El Santo Pañal de Lérida se veneraba en el altar de la Piedad, segundo a la derecha según se entra por la puerta principal de la Catedral Nueva. Estaba doblado y dispuesto en un artístico relicario de ébano con incrustaciones de plata fabricado en 1820. Según la tradición, este pañal fue un regalo que hizo el sultán de La Meca a la hija del rey de Túnez. Andando el tiempo, el rey de Túnez desembarcó con sus galeras en la mallorquina localidad de Pollensa y secuestró a una familia indígena de la cual sabemos que la madre se llamaba Elisenda y la hija Guillermona. Creció Guillermona en cautividad morisca y, como era doncella de muchas prendas tanto físicas como espirituales, enamoróse de ella el hijo del rey moro y la desposó. Conversa a la religión del marido (como era y sigue siendo costumbre en las casas reales), Guillermona trocó su sonoro nombre por el de Rocaya. Cuando su marido, de nombre Miramamolín, ascendió al trono, la invitó a examinar los tesoros que heredaba y allá fue donde Rocaya, es decir, Guillermona, vio el Santo Pañal. A todo esto, la madre de Rocaya y suegra del Miramamolín, la prudente Elisenda, había enviudado y se había vuelto a casar, en segundas nupcias, con un mercader cristiano llamado Arnaldo de Solsona. Llegó el día en que Elisenda, que no se acababa de adaptar a las costumbres moriscas, expresó su deseo de regresar a tierra de cristianos. Obtuvo permiso de su real yerno y fuese a establecer en Lérida. En un rincón de su equipaje llegaba el Santo Pañal que la discreta Rocaya le había entregado para sacarlo de tierras sarracenas. Así fue como llegó a Lérida tan venerada reliquia.

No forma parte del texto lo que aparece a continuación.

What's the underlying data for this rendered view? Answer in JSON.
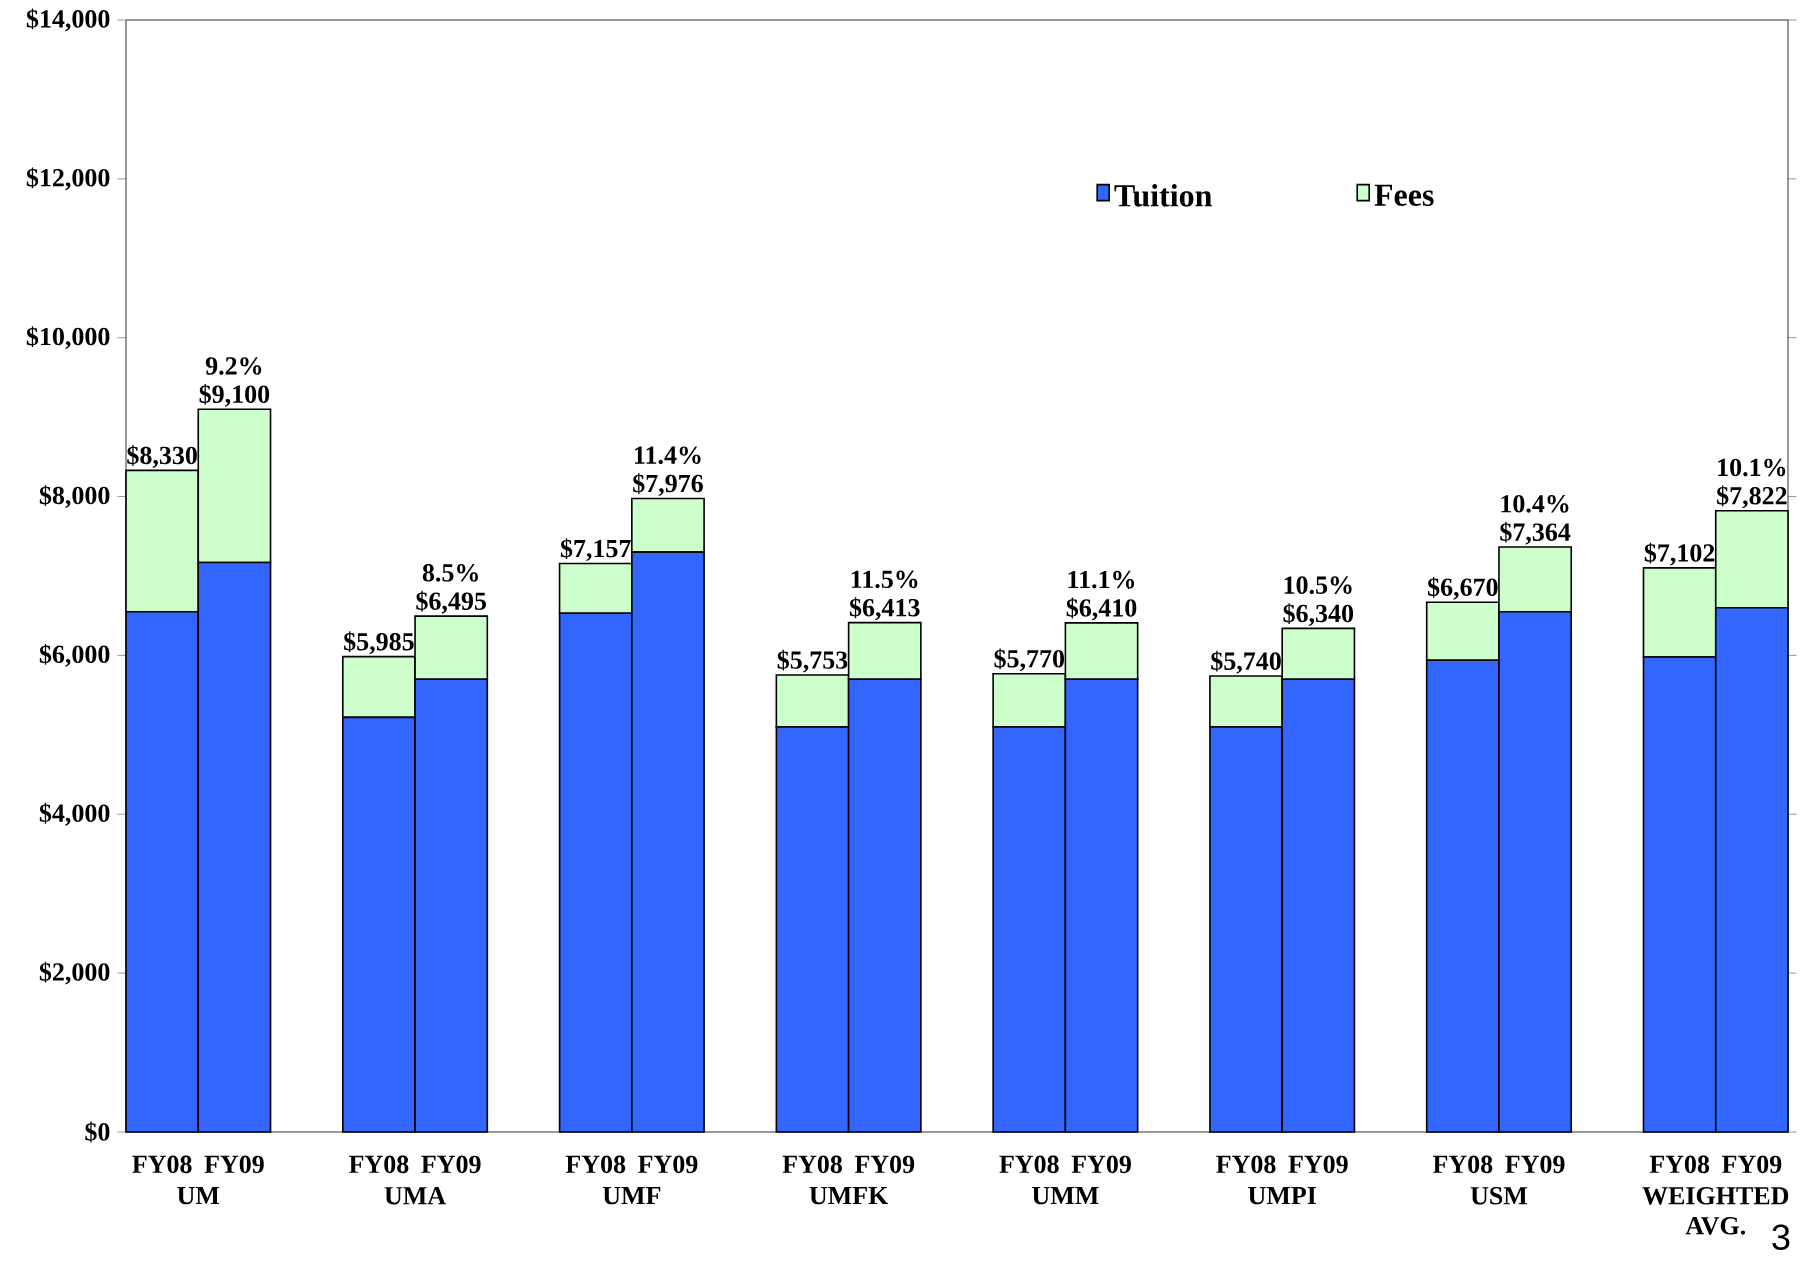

Las noticias más antiguas del Santo Pañal leridano se remontan a 1297, cuando se adoraba en una hornacina del altar mayor de la catedral Antigua, al lado del evangelio. En 1773 lo trasladaron a la sacristía de la catedral Nueva. Tenía fama de milagroso y de ser inmune al fuego (curiosa propiedad de tantas reliquias textiles de Jesús que, mire usted por dónde, no comparte la Sábana Santa de Turín). Los devotos se encomendaban a él para las enfermedades de la vista y para los partos. En cierta ocasión lo llevaron a Madrid para favorecer el alumbramiento de Isabel II.
En 1897 se restauró la antigua cofradía del Santo Pañal y volvió a celebrarse el solemne octavario de Navidad.
Era un trozo de tela blanco tirando a gris, de «unos cuatro palmos cuadrados» (Castillón, p. 84), de textura bastante basta, casi de saco, lo que sorprende en un pañal y mucho menos usado por la Virgen, con lo hacendosa y prudente que era. Sin embargo, un paleosindonólogo suizo (que a fuer de precisos debiéramos nombrar pañalólogo), el sacerdote y arqueólogo Adolf Fäh, lo examinó en 1904 y certificó que se trataba de un tejido del siglo I procedente de Palestina.
Lamentablemente el Santo Pañal no está ya entre nosotros. En 1936 fue requisado con el resto de los tesoros de la catedral de Lérida y depositado en el Banco de España. A la caída de Cataluña, pasó a Francia y no se volvió a saber de él.